The sister of a New Brunswick man suspected of homicide speaks out. She hopes the RCMP’s search will uncover what happened to her brother.
Richard (Ricky) Matchett, 58, was last seen around 2 p.m. in Sillikers, New Brunswick on August 9, 2022. Matchett, of Sunny Corner, was reported missing to police on April 30, 2023.
RCMP have now declared his disappearance to be a homicide.
“He’s my little brother,” Starlene Matchett said. “I have to find it. I have to take him home and bury him with mom and dad…I can’t stand another winter with him there.
She said her brother suffered from addiction and the family believed Ricky was using crystal meth at the time of his disappearance.
“It’s such a dangerous drug. It takes over your life as soon as you start using it. But for me, I thought he would go to rehab. Well, there is a way, right? There’s always a way,” she said.
But before he had a chance to make a difference, Matchett said, his brother disappeared. For a while, his family didn’t even know he was missing. They had a*sumed he was staying at the old family home, but he was disconnected.
“On April 28, an RCMP officer came to my door and said, ‘We can’t find Rick.’ And it appears there has been no activity since July 2022 on his bank account and there appears to be no record of him in any hospital or prison in Canada,” she recalled.
She said at that point “rumors had broken out” in the community and accusations were leveled at the RCMP for its delayed response, but she stressed that was simply not the case.

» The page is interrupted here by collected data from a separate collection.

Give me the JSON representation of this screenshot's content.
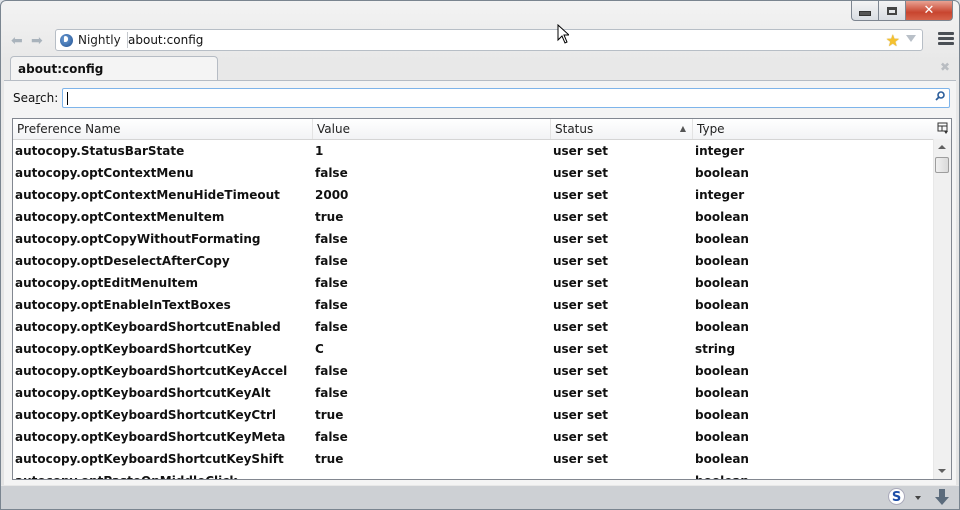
{
  "window": {
    "caption_buttons": [
      "minimize",
      "maximize",
      "close"
    ]
  },
  "navbar": {
    "back_icon": "back-arrow-icon",
    "forward_icon": "forward-arrow-icon",
    "identity_label": "Nightly",
    "url": "about:config",
    "bookmark_icon": "star-icon",
    "menu_icon": "hamburger-menu-icon"
  },
  "tabs": [
    {
      "label": "about:config",
      "active": true
    }
  ],
  "search": {
    "label_pre": "Sea",
    "label_accel": "r",
    "label_post": "ch:",
    "value": "",
    "placeholder": ""
  },
  "table": {
    "columns": [
      {
        "label": "Preference Name"
      },
      {
        "label": "Value"
      },
      {
        "label": "Status",
        "sorted": "ascending"
      },
      {
        "label": "Type"
      }
    ],
    "rows": [
      {
        "name": "autocopy.StatusBarState",
        "value": "1",
        "status": "user set",
        "type": "integer"
      },
      {
        "name": "autocopy.optContextMenu",
        "value": "false",
        "status": "user set",
        "type": "boolean"
      },
      {
        "name": "autocopy.optContextMenuHideTimeout",
        "value": "2000",
        "status": "user set",
        "type": "integer"
      },
      {
        "name": "autocopy.optContextMenuItem",
        "value": "true",
        "status": "user set",
        "type": "boolean"
      },
      {
        "name": "autocopy.optCopyWithoutFormating",
        "value": "false",
        "status": "user set",
        "type": "boolean"
      },
      {
        "name": "autocopy.optDeselectAfterCopy",
        "value": "false",
        "status": "user set",
        "type": "boolean"
      },
      {
        "name": "autocopy.optEditMenuItem",
        "value": "false",
        "status": "user set",
        "type": "boolean"
      },
      {
        "name": "autocopy.optEnableInTextBoxes",
        "value": "false",
        "status": "user set",
        "type": "boolean"
      },
      {
        "name": "autocopy.optKeyboardShortcutEnabled",
        "value": "false",
        "status": "user set",
        "type": "boolean"
      },
      {
        "name": "autocopy.optKeyboardShortcutKey",
        "value": "C",
        "status": "user set",
        "type": "string"
      },
      {
        "name": "autocopy.optKeyboardShortcutKeyAccel",
        "value": "false",
        "status": "user set",
        "type": "boolean"
      },
      {
        "name": "autocopy.optKeyboardShortcutKeyAlt",
        "value": "false",
        "status": "user set",
        "type": "boolean"
      },
      {
        "name": "autocopy.optKeyboardShortcutKeyCtrl",
        "value": "true",
        "status": "user set",
        "type": "boolean"
      },
      {
        "name": "autocopy.optKeyboardShortcutKeyMeta",
        "value": "false",
        "status": "user set",
        "type": "boolean"
      },
      {
        "name": "autocopy.optKeyboardShortcutKeyShift",
        "value": "true",
        "status": "user set",
        "type": "boolean"
      },
      {
        "name": "autocopy.optPasteOnMiddleClick",
        "value": "",
        "status": "",
        "type": "boolean"
      }
    ]
  },
  "addon_bar": {
    "s_icon_label": "S",
    "download_icon": "download-arrow-icon"
  },
  "colors": {
    "close_button": "#c8452f",
    "search_border": "#7eb4ea",
    "star": "#f5c12e",
    "addon_bar": "#cdd0d4"
  }
}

An official missing persons file has been opened, leading to an update from the RCMP yesterday that Ricky’s disappearance is now being ruled a homicide.
In fashion now
“Right now we’re kind of in the best and worst of places because we’re praying that they find it. But that means it’s all true and my brother is no more,” Matchett said.

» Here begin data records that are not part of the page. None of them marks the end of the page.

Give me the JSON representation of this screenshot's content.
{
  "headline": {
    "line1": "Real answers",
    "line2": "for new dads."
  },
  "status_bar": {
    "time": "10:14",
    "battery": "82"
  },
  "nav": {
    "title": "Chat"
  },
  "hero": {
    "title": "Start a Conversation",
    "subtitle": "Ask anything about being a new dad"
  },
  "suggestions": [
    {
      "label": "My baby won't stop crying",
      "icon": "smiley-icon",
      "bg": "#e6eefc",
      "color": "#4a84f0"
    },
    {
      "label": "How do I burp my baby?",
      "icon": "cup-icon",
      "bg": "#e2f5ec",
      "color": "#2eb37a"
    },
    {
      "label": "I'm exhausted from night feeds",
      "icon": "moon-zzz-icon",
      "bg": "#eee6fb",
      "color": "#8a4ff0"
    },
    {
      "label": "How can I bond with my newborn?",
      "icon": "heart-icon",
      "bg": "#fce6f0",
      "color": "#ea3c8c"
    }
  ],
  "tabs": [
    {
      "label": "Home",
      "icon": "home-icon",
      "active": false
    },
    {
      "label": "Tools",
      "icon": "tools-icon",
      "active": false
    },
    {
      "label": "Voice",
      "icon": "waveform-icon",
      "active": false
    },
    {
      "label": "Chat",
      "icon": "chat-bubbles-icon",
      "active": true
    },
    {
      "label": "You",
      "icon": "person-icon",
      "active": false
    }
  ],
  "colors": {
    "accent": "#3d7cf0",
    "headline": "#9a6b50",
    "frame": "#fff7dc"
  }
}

RCMP said that “throughout the investigation, police determined that the disappearance of Richard Matchett was suspicious” and that a search warrant was executed at a residence on Highway 420 in Sillikers in connection with of the current investigation.
Matchett said Friday that police were still on scene and in constant contact with them.
All the family wants, she added, is to bring their “little brother” home.
“I have no judgment on the other people who were there that night…it didn’t hurt my brother, they were there because of an addiction.” An addiction is a terrible thing. It’s a terrible struggle for everyone,” she said.
“But if they feel comfortable enough or good enough about themselves to talk to the RCMP, call Crime Stoppers. This can be anonymous. Tell us what you know.
Ricky deserves to be remembered for more than just his pa*sing, she said. He was a father of two and a man who worked out west but always felt drawn to return to Miramichi.
“My brother should have died old in his bed,” she said. “He shouldn’t have died at someone else’s hands.” This must lead to a legitimate conclusion.